Volume 50 | Issue 03
March, 2013
accjjournal.com

It’s not just the economy

Post-war ambition in Germany and Japan

Illustration by Louise Rouse

Prime Minister Abe and his LDP deserve a lot of credit. Just as Japan appeared to be slipping off towards global political irrelevance, Abe’s landslide victory managed to re-engage Japan in the global political and economic debate. Whatever your politics, you cannot accuse Abe’s LDP of lack of ambition: yes to economic growth, yes to constitutional revision, yes to strong top-down leadership. Make no mistake – Abe wants a strong Japan, because only a strong Japan can be a contender on the global scale.

My Japanese friends tell me Japan had one clear goal after the war – to catch up to the American standard of living. They agree the nation was extremely proud to have achieved this, but they also lament that after the goal was hit, there has been a void – no clear goal, lots of little achievements, but nothing really standing out as a unifying theme to be proud of as a nation.

Indeed, amongst my younger friends it almost works towards the opposite extreme. They worry that Japan has become nothing but a “negative example” to the world – stagnation, deflation, record debt, record suicide rate, and a downward spiral of national fatalism and decline. While the baby boomers were able to focus on and be proud of their economic catch-up, the younger generation has recorded no comparable achievement.

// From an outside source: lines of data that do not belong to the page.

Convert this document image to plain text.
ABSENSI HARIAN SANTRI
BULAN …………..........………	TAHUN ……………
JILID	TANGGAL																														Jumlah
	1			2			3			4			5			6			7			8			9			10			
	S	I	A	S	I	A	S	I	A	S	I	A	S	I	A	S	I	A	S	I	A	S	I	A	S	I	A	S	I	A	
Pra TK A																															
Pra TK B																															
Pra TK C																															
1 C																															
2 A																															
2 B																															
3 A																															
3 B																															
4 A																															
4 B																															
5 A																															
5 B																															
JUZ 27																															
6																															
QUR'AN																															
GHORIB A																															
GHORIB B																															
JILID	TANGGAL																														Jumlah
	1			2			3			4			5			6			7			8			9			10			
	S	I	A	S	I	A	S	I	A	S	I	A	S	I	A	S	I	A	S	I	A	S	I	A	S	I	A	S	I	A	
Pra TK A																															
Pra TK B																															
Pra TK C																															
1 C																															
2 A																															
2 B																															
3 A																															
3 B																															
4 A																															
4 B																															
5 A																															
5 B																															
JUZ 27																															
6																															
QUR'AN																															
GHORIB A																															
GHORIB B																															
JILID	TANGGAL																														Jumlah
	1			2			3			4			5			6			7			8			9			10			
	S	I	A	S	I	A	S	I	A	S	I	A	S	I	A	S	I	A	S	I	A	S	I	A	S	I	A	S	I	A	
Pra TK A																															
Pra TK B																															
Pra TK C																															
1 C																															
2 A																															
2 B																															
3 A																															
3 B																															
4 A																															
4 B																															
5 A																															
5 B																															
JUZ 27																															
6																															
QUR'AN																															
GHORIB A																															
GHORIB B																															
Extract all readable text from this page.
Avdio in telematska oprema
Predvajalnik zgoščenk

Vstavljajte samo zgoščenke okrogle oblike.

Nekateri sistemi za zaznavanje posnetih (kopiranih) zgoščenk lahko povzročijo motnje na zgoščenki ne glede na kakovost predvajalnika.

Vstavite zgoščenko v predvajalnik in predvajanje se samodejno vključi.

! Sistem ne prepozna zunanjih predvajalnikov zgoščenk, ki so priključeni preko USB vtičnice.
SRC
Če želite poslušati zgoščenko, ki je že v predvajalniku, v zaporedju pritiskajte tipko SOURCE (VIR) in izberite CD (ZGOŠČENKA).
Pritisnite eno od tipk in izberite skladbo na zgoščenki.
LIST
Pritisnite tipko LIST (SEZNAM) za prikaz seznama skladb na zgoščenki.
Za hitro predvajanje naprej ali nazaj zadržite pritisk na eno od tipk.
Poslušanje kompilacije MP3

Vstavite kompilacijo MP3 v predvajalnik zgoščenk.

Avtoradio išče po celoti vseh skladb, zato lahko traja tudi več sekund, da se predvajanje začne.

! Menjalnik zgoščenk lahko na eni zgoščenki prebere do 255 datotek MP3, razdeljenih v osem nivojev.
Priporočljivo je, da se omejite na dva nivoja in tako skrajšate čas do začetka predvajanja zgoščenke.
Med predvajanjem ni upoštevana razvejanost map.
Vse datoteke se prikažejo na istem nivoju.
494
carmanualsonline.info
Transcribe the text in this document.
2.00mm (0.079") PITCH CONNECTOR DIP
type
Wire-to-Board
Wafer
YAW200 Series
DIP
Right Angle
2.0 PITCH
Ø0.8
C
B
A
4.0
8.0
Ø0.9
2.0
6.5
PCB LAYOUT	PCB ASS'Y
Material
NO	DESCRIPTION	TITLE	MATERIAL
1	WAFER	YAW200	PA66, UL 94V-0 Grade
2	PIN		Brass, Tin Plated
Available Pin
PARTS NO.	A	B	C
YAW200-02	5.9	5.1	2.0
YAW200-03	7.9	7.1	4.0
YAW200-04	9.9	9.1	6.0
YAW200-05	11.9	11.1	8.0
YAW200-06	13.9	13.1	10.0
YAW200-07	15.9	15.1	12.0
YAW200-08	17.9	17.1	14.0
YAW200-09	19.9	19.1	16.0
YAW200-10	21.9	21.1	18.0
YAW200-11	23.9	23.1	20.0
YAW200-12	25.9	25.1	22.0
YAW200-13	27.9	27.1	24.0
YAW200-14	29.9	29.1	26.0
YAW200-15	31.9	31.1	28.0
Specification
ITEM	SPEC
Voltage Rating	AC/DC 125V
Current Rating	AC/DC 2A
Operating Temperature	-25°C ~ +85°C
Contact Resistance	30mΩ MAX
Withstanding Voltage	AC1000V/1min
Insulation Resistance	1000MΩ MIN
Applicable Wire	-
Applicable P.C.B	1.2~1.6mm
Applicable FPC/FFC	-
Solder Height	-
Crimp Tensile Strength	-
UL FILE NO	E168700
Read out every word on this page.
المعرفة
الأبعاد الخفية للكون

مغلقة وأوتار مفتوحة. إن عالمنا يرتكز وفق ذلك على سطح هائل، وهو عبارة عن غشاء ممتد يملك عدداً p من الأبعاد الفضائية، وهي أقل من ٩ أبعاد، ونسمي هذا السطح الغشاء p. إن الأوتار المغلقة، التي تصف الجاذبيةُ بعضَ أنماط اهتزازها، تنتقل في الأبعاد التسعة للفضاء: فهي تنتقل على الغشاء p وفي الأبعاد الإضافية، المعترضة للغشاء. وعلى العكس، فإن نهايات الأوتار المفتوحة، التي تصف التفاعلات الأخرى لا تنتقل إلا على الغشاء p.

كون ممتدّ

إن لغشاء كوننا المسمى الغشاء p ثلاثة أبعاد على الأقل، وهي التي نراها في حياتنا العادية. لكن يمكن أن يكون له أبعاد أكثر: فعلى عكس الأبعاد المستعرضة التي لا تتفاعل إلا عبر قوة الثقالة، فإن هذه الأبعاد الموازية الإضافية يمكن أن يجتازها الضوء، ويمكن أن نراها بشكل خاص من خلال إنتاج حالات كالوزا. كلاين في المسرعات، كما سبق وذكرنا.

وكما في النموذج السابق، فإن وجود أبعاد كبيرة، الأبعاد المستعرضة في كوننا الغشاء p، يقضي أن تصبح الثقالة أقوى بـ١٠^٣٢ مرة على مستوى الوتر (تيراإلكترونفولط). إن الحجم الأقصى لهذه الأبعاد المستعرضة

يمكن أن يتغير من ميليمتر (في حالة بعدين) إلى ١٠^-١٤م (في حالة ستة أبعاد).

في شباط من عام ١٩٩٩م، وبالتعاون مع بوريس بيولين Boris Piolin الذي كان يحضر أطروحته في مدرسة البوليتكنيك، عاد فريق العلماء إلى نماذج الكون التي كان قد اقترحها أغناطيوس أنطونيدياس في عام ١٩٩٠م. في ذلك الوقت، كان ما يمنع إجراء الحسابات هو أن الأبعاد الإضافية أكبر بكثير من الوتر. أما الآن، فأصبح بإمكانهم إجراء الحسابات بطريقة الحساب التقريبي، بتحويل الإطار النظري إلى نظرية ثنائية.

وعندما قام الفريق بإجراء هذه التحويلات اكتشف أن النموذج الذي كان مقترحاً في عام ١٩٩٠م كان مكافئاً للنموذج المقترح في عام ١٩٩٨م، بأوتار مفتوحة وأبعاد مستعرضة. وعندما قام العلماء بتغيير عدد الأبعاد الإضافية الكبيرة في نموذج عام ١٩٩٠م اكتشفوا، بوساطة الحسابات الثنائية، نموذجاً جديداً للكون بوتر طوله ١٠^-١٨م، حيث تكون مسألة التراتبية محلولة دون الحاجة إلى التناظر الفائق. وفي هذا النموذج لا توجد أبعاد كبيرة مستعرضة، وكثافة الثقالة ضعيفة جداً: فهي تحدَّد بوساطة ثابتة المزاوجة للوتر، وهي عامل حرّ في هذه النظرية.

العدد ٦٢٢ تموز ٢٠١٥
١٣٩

As many of you may know, I am from Germany. Much has been made of the comparison between Japan and Germany. In economic terms there is great similarity with both countries strongly focused on catching up to America as well as driving to perfect manufacturing industries; but the more interesting comparison is in post-war history and intellectual development. Indeed, a sharp contrast emerges very quickly: as soon as the second world war was over, right from the outset, the German elite focused on going beyond mere economic goals.

They were very much ashamed of ther fathers and grandfathers and vowed to design a post-war system that made a future war impossible. Thus the foundations of the European Union were laid, initially with the coal and steel union between Germany and France. The German post-war elite set a goal of integrating Europe. This goal was achieved, with the Germans and other Europeans giving up their own national currencies.
The second goal the Germans set for themselves came in the early 1960s, when the division between East and West Germany was set in stone by the building of the Berlin Wall in 1961. Again, the elite vowed to work towards unification – a clear national goal that was achieved eventually. It is something that Germans of all ages are very proud of.

The elite set goals, but what about the people, particularly the younger generation? Both Germany and Japan share a powerful “counter revolution” experience. Indeed, the student revolts in both Japan and Germany were some of the most energetic and violent of all that swept the world in the late 1960s/early 1970s. In both countries, the post-war generation initially showed its leadership ambition by organizing radical and extreme domestic terrorism coming out of the student revolts.

But in Japan, nothing ever came of this – the terrorists were crushed and the student leaders basically got absorbed back into the mainstream of Japan’s political economy. In contrast, German student leaders got organized and developed clear strategies for trying to change Germany’s political economy using democratic institutions. They seized on the developing debate on ecology and the environment and set up the Green Party. Importantly, this Green Party became the rising star of German democratic politics in the 1980s, and by the end of that decade, the Greens turned into the de-facto “king maker” coalition partner for the Social Democratic Party.

In sad contrast, Japan’s student revolt basically fizzled into nothingness and created no concrete democratic political dynamism or institution, Germany’s post-war boomer generation built its own political force and institution. Their goal was to change Germany’s political economy, promote “green” policies, and do so in the democratic (rather than terrorist) way. In doing so, they managed to make politics attractive and relevant for the younger generation. In contrast, Japan’s political apathy amongst the young may very well be rooted in the unwillingness and inability of the “baby boomers” to channel the energy of the student revolts towards something constructive in Japan’s political economy.

Here lies the real challenge for Prime Minister Abe: top-down leadership to revitalize the economy and end deflation is a good start, but clearly the real target must be to inspire the young next generation of Japanese to dare to dream and be ambitious. Make no mistake – Japan deserves a goal that goes beyond mere economics.

Jesper Koll

Jesper Koll is a Managing Director and Head of Research at JP Morgan Japan Securities Inc. He has been analyzing and investing in Japan since becoming a resident in 1986.